Cache statistics are gathered when cache is enabled. See CacheStats for all fields returned.

training_data property

training_data: Dataset | None

Retrieves the training data used by this utility.

This property is read-only. In order to set it, use with_dataset().

__call__

__call__(sample: SampleT | None) -> float
PARAMETER DESCRIPTION
sample

contains a subset of valid indices for the x_train attribute of Dataset.

TYPE: SampleT | None

Source code in src/pydvl/valuation/utility/modelutility.py
def __call__(self, sample: SampleT | None) -> float:
    """
    Args:
        sample: contains a subset of valid indices for the
            `x_train` attribute of [Dataset][pydvl.utils.dataset.Dataset].
    """
    if sample is None or len(sample.subset) == 0:
        return self.scorer.default

    return cast(float, self._utility_wrapper(sample))

__str__

__str__()

Returns a string representation of the utility. Subclasses should override this method to provide a more informative string

Source code in src/pydvl/valuation/utility/base.py
def __str__(self):
    """Returns a string representation of the utility.
    Subclasses should override this method to provide a more informative string
    """
    return f"{self.__class__.__name__}"

sample_to_data

sample_to_data(sample: SampleT) -> tuple

Returns the raw data corresponding to a sample.

Subclasses can override this e.g. to do reshaping of tensors. Be careful not to rely on self.training_data not changing between calls to this method. For manipulations to it, use the with_dataset() method.

PARAMETER DESCRIPTION
sample

contains a subset of valid indices for the x_train attribute of Dataset.

TYPE: SampleT

Returns: Tuple of the training data and labels corresponding to the sample indices.

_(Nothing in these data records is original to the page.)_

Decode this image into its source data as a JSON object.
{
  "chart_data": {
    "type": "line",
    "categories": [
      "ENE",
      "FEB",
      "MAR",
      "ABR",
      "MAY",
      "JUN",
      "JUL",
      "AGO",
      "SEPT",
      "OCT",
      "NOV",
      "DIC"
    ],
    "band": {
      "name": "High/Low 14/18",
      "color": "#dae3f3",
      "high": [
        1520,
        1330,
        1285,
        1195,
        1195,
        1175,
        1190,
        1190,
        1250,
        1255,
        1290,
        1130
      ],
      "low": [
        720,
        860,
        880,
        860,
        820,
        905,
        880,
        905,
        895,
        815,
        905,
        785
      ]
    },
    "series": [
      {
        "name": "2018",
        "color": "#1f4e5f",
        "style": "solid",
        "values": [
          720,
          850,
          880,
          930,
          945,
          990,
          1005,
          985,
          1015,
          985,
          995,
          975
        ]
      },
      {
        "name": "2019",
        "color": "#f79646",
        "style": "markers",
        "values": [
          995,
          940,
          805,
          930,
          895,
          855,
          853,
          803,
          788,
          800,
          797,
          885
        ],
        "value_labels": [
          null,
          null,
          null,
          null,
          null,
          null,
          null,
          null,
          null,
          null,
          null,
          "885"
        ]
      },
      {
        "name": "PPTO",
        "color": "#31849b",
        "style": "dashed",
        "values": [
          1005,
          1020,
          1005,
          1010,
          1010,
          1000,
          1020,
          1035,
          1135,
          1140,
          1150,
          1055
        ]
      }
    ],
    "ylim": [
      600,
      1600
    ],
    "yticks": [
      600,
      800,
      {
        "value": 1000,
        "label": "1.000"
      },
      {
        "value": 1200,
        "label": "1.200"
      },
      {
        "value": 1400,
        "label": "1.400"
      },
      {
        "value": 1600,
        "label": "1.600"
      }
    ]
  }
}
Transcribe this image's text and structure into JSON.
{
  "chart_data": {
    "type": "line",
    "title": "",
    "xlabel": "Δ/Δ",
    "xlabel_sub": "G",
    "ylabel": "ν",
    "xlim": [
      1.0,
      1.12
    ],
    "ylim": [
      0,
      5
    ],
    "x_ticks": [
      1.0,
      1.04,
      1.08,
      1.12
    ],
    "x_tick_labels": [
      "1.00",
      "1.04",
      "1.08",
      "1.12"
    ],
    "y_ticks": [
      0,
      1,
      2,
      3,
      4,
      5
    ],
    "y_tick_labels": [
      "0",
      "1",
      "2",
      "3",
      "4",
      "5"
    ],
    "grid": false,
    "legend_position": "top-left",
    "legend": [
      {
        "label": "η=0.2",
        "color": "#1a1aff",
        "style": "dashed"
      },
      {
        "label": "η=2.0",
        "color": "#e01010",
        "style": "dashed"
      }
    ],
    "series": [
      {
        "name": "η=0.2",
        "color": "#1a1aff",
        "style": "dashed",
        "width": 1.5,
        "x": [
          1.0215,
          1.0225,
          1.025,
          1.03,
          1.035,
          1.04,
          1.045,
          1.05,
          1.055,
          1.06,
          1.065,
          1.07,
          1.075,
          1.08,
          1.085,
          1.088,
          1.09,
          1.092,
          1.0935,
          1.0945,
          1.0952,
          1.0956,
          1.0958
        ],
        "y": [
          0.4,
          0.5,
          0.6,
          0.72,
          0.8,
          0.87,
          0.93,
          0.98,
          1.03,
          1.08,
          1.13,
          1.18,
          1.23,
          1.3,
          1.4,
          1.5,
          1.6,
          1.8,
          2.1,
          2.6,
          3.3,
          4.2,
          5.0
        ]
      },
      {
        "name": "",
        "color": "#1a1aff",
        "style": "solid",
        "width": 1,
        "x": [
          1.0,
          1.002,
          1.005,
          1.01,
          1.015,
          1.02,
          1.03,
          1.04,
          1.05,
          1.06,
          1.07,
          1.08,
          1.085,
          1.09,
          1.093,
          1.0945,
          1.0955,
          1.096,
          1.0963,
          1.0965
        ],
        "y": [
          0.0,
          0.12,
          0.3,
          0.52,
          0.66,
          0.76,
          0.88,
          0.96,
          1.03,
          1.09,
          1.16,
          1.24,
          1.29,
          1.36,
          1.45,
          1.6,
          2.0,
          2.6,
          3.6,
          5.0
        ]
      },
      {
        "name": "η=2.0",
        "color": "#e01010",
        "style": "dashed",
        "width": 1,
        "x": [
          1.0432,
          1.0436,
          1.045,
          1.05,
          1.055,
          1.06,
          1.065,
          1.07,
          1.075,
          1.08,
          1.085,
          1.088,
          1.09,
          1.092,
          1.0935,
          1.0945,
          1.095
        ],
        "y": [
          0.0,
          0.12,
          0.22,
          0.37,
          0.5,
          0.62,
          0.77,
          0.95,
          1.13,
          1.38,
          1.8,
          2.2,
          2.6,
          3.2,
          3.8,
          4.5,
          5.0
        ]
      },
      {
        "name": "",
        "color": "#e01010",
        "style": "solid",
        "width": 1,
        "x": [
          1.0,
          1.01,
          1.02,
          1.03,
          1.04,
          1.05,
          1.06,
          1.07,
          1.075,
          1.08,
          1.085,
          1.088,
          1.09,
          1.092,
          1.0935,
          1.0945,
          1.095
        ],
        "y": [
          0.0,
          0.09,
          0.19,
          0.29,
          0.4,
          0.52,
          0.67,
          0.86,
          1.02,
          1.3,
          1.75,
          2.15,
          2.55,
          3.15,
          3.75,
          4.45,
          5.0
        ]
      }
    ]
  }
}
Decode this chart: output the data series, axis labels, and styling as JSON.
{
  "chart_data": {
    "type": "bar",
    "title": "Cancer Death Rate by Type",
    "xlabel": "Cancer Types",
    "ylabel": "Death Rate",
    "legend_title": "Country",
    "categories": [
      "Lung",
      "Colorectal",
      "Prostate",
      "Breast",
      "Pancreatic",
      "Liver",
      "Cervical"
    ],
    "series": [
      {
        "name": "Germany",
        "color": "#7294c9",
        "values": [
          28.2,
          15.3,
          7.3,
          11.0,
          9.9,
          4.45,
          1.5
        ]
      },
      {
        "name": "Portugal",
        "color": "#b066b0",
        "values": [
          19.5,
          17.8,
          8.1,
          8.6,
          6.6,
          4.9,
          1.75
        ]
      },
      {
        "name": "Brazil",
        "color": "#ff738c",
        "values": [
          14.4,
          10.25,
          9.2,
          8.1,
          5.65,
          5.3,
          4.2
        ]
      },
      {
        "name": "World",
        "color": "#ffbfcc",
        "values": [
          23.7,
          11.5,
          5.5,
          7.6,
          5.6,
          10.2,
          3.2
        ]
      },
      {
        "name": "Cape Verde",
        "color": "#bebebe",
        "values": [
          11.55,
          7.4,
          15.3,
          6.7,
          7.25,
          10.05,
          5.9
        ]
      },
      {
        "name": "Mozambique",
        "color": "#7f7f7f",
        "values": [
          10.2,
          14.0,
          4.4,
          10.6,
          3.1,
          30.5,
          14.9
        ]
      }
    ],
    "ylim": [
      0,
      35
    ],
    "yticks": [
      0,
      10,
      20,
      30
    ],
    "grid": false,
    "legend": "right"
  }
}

Source code in src/pydvl/valuation/utility/modelutility.py
def sample_to_data(self, sample: SampleT) -> tuple:
    """Returns the raw data corresponding to a sample.

    Subclasses can override this e.g. to do reshaping of tensors. Be careful not to
    rely on `self.training_data` not changing between calls to this method. For
    manipulations to it, use the `with_dataset()` method.

    Args:
        sample: contains a subset of valid indices for the
            `x_train` attribute of [Dataset][pydvl.utils.dataset.Dataset].
    Returns:
        Tuple of the training data and labels corresponding to the sample indices.
    """
    if self.training_data is None:
        raise ValueError("No training data provided")

    x_train, y_train = self.training_data.data(sample.subset)
    return x_train, y_train

with_dataset

with_dataset(data: Dataset, copy: bool = True) -> Self

Returns the utility, or a copy of it, with the given dataset. Args: data: The dataset to use for utility fitting (training data) copy: Whether to copy the utility object or not. Valuation methods should always make copies to avoid unexpected side effects. Returns: The utility object.

Source code in src/pydvl/valuation/utility/base.py
def with_dataset(self, data: Dataset, copy: bool = True) -> Self:
    """Returns the utility, or a copy of it, with the given dataset.
    Args:
        data: The dataset to use for utility fitting (training data)
        copy: Whether to copy the utility object or not. Valuation methods should
            always make copies to avoid unexpected side effects.
    Returns:
        The utility object.
    """
    utility = cp.copy(self) if copy else self
    utility._training_data = data
    return utility